All the possibilities of the world, sitting there on eighty-eight white and black keys. One person evoking all the sounds of a full-scale symphonic orchestra, the bassoons in the bass clef with staccato, the clarinets in the treble with their sing-song voices, the flutes in the upper registers with their trills and tremolos, and the cellos in the bass seducing listeners with a pensive legato. With only ten fingers I can do all of this, all at the same time, without a single jolt of electricity or help from anyone else.
When I drag myself out of bed at ten in the morning, I go straight to the studio for thirty minutes of scales and arpeggios. I’ll have a stiff cup of black coffee and look in the mirror at the bleary-eyed middle-aged Irishman, groan, and head for a shower. I’ll answer the door at 11:30 in the morning for my first student, little Johnny Callahan from 12th and Pine. A steady stream of children will enter and then exit thirty minutes later. Tommy Conaghy at 1:30, he’s practicing the Minute Waltz. Katie O’Mara at 3:00, she’s working on Beethoven’s Sonata Facile. Agnes Limerick at 4:30, my final student of the day, she’s finishing up the Moonlight Sonata. After Agnes leaves, I’ll pour myself a glass of red wine to celebrate another day of students, one day in thirty-five years. Prohibition can’t take that away from me.

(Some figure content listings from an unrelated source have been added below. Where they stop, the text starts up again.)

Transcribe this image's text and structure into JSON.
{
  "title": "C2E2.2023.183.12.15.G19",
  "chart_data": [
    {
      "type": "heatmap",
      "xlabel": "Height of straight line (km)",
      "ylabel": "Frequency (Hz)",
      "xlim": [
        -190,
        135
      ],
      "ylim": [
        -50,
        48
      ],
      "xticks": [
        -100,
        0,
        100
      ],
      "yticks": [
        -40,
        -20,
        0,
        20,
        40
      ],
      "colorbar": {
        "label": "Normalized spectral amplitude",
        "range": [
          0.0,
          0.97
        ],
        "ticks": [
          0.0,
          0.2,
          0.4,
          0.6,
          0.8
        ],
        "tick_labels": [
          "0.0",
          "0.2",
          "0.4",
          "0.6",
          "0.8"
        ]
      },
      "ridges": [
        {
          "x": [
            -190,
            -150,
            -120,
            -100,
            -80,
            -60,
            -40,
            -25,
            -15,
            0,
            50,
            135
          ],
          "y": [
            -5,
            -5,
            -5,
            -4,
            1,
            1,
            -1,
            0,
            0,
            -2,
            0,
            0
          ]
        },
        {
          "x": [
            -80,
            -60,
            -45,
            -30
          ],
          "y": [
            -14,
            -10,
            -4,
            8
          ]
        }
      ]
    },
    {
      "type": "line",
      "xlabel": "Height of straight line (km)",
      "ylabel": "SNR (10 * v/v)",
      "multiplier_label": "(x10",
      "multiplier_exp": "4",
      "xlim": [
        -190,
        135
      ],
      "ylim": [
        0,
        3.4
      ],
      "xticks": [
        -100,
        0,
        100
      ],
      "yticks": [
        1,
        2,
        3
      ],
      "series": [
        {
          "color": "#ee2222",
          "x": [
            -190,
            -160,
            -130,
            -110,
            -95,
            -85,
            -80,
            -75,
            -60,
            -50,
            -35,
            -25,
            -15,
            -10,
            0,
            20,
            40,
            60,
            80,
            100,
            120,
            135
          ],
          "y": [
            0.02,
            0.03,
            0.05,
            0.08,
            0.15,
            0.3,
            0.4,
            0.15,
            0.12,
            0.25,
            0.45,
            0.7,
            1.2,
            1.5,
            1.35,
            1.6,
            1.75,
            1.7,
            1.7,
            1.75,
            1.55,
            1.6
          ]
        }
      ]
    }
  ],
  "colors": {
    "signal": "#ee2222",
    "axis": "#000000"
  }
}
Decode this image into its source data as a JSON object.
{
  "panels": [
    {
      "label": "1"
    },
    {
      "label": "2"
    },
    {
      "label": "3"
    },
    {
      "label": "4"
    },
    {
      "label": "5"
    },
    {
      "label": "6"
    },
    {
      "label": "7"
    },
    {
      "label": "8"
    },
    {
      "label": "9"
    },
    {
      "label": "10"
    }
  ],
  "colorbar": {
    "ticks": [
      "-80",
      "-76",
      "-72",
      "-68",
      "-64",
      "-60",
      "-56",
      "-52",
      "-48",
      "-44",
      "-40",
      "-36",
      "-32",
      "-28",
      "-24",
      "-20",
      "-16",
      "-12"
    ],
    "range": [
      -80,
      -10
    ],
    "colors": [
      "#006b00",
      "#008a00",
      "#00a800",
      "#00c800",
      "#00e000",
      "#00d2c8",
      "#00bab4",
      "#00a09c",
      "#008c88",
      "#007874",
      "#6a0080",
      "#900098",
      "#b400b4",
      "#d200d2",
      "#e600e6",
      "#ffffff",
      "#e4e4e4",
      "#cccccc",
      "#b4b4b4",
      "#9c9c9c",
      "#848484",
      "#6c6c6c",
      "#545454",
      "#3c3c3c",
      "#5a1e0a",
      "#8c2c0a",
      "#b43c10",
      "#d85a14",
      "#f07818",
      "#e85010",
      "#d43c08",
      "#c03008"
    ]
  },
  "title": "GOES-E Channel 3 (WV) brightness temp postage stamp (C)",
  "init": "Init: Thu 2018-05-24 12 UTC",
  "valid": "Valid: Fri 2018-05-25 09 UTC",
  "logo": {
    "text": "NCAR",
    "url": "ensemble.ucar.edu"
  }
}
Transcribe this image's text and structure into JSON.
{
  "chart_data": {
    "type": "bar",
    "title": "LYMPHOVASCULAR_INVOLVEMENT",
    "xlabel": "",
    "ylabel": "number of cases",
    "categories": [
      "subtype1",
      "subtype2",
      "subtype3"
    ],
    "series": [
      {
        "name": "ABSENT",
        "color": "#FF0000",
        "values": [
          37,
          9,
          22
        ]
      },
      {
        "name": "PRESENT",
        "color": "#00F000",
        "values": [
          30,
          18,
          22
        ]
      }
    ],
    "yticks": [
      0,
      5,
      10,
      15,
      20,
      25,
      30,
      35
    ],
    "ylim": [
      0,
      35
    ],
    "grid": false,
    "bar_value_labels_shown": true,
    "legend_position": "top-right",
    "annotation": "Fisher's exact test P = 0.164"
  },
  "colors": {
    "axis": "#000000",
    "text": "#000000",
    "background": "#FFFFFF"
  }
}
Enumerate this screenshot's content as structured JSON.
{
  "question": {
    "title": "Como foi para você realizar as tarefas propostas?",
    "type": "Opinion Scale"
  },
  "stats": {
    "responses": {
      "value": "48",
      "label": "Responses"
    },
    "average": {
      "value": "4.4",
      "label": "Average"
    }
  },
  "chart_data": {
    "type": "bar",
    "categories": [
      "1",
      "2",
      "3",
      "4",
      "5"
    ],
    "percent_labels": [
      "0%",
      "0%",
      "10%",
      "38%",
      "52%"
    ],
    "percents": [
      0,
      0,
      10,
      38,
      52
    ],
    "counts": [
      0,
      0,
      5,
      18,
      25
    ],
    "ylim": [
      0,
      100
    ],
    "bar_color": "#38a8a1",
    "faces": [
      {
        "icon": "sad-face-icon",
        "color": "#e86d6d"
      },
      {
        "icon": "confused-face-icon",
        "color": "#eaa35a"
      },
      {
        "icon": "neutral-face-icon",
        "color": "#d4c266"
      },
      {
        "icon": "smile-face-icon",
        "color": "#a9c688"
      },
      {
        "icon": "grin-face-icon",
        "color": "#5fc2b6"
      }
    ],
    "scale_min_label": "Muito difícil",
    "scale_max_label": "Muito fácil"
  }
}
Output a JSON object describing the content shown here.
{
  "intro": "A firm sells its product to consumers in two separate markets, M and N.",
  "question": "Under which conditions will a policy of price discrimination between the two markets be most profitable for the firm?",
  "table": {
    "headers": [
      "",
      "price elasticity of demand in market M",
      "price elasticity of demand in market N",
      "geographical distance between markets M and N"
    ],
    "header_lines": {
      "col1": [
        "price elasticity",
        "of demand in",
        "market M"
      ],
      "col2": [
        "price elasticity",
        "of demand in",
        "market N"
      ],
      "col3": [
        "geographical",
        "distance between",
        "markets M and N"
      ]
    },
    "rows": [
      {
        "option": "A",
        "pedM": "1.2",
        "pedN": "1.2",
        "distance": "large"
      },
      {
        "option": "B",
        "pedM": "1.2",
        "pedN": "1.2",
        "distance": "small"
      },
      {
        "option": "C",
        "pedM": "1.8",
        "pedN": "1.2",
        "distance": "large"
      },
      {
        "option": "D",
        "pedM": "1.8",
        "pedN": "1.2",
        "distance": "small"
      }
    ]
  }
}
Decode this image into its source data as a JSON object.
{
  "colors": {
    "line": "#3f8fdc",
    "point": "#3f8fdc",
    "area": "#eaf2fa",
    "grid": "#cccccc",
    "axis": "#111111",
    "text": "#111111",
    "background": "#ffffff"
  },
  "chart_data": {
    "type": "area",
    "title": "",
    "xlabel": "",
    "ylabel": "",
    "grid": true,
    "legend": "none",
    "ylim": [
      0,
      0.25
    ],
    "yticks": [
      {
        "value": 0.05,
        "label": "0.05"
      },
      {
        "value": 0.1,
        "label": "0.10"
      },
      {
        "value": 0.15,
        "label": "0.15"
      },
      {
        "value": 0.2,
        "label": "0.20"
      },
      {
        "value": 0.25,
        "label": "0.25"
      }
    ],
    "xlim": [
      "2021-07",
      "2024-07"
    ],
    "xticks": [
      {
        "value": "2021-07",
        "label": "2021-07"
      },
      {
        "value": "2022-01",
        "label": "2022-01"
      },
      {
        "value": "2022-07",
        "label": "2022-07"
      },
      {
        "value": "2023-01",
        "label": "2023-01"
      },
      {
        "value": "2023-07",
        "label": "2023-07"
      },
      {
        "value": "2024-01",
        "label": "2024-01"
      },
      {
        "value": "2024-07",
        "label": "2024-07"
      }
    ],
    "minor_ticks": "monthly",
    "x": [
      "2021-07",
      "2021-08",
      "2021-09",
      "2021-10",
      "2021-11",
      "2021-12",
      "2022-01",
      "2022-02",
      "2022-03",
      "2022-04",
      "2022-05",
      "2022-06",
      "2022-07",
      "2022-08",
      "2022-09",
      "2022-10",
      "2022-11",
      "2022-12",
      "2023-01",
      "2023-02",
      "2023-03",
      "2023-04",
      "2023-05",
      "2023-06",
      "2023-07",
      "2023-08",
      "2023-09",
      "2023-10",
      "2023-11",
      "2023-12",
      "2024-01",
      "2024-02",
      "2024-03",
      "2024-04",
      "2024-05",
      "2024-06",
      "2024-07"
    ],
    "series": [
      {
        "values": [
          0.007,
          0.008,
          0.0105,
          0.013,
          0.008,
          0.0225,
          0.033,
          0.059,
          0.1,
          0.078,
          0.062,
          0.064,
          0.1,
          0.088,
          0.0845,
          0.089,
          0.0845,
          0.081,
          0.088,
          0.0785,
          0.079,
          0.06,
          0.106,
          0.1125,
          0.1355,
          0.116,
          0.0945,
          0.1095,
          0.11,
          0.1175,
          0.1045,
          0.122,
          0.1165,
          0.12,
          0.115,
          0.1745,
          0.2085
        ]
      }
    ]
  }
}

After dinner, I light candles in the music room and I sit at the instrument, admiring the eighty-eight white and black. These days, I’m preparing the “Appassionata” for a New York performance, the killer sonata, the only one I haven’t figured out yet. If I have to stay up until midnight, going over the demonic first movement and back over it, again and again, I will. I’ll do the same thing tomorrow, if I’m not satisfied, and the day after that, yet again, until it’s ready for an audience.